Senator Rand Paul and Dr. Anthony Fauci have been at war in recent months over the argument that the United States funded “gain-of-function” research at the Wuhan Institute of Virology. Fauci continues to deny his beloved National Institutes of Health would have funded something so dangerous.
Fauci, the head of the National Institute of Allergy and Infectious Diseases (NIAID), told a House Appropriations subcommittee that the money was funneled to the Chinese lab through the non-profit EcoHealth Alliance to fund “a modest collaboration with very respectable Chinese scientists who were world experts on coronavirus.”
But Fauci emphatically denied that the money went toward so-called “gain of function” research, which he described as “taking a virus that could infect humans and making it either more transmissible and/or pathogenic for humans.”
“That categorically was not done,” he insisted.
Oh, really? NIH Director Dr. Francis Collins told Rep. Andy Harris that researchers at Wuhan “were not approved by NIH for doing ‘gain-of-function research.'” Not approved? Does Fauci or any other man of science believe that the Chinese Communists didn’t take that money and spend it on anything they wanted to at the lab?
Fauci, as usual, is playing the politician more than the scientist. And he’s awful at both of them.
The Chinese army carried out secret projects at the Wuhan lab using lab personnel. Those employees were paid with U.S. tax dollars. That’s why Senator Paul wrote the amendments that not only banned U.S. funding of the Wuhan lab, but also any taxpayer support for gain-of-function research in China.
“We don’t know whether the pandemic started in a lab in Wuhan or evolved naturally,” said Dr. Paul. “While many still deny funding gain-of-function research in Wuhan, experts believe otherwise. The passage of my amendment ensures that this never happens in the future. No taxpayer money should have ever been used to fund gain-of-function research in Wuhan, and now we permanently have put it to a stop.”
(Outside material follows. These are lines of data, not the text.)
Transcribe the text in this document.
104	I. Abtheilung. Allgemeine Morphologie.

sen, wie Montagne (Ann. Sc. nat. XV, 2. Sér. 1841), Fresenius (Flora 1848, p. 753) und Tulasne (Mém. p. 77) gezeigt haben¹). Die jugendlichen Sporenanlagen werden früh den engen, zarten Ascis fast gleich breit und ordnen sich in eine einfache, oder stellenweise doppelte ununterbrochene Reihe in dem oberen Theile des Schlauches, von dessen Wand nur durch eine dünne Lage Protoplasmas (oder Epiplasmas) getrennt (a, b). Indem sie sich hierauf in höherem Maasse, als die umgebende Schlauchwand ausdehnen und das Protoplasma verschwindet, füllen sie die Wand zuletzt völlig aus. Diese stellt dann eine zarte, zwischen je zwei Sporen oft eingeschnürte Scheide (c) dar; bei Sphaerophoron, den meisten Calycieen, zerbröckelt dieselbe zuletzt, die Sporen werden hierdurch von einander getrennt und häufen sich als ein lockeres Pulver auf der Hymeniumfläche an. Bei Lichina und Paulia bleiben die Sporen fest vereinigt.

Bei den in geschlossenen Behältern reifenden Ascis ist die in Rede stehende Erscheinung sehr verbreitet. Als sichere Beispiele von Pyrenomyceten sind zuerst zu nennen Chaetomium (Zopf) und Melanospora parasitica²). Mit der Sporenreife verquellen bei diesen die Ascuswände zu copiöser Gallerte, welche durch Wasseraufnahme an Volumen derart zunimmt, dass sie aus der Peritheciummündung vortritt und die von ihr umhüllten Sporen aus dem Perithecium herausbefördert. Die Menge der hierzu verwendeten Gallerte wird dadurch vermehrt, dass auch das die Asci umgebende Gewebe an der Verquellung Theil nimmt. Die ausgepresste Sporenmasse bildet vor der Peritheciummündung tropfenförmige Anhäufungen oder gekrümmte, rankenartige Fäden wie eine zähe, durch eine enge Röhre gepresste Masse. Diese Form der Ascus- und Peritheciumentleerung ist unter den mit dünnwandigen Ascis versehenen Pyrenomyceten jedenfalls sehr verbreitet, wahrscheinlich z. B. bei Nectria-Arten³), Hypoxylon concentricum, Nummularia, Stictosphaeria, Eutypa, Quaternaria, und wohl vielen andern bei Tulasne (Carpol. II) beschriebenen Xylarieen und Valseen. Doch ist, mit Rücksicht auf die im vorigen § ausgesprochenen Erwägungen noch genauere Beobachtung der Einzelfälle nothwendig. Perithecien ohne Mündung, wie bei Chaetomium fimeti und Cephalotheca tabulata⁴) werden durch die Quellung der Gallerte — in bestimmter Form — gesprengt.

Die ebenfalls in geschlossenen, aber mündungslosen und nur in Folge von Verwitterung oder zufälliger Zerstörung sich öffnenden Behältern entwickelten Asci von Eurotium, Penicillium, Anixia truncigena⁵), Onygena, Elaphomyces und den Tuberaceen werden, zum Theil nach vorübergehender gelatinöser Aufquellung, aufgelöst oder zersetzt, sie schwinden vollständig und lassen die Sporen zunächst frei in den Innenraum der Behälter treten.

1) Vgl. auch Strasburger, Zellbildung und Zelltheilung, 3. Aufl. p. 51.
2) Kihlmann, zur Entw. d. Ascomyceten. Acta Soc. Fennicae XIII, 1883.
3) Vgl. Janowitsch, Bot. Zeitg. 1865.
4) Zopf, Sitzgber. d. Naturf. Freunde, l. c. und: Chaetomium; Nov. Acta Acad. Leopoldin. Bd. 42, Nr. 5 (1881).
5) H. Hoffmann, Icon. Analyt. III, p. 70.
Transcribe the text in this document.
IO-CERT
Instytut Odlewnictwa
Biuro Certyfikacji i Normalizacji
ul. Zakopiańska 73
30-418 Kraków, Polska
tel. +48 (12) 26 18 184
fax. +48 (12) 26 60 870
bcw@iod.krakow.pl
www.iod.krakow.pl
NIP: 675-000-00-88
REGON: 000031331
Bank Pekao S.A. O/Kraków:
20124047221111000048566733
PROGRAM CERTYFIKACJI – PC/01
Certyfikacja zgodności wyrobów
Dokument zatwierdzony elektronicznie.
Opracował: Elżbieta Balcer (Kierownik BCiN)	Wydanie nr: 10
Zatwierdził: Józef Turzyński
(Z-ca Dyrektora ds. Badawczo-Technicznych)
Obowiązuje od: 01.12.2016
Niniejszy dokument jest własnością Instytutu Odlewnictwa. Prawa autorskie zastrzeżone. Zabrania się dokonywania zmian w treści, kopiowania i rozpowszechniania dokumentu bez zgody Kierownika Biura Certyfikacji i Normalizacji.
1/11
Senate Amendment 2003 bans the National Institutes of Health and any other U.S. agency from funding any gain-of-function research in China.
The amendment defines gain-of-function research as “any research project that may be reasonably anticipated to confer attributes to influenza, MERS, or SARS viruses such that the virus would have enhanced pathogenicity or transmissibility in mammals.” This is the same definition the NIH used when implementing a funding moratorium on gain-of-function research in 2014-2017.
Given what we know about the sloppiness and carelessness of lab personnel in Wuhan, a leak of a naturally occurring virus was always a distinct possibility. The Chinese government’s subsequent actions strengthen that belief. They may not have any better idea of the origin of the coronavirus than anyone else. But it’s clear that they feared it was a leak from the start. They covered up the three serious illnesses among lab workers from November 2019, destroyed medical records, denied the WHO team full access to the lab and its records, and continue to this day to obstruct investigations into the origins of the virus.
China may be the most guilty-looking innocent party in history. Or they may know a lot more than they’re letting on.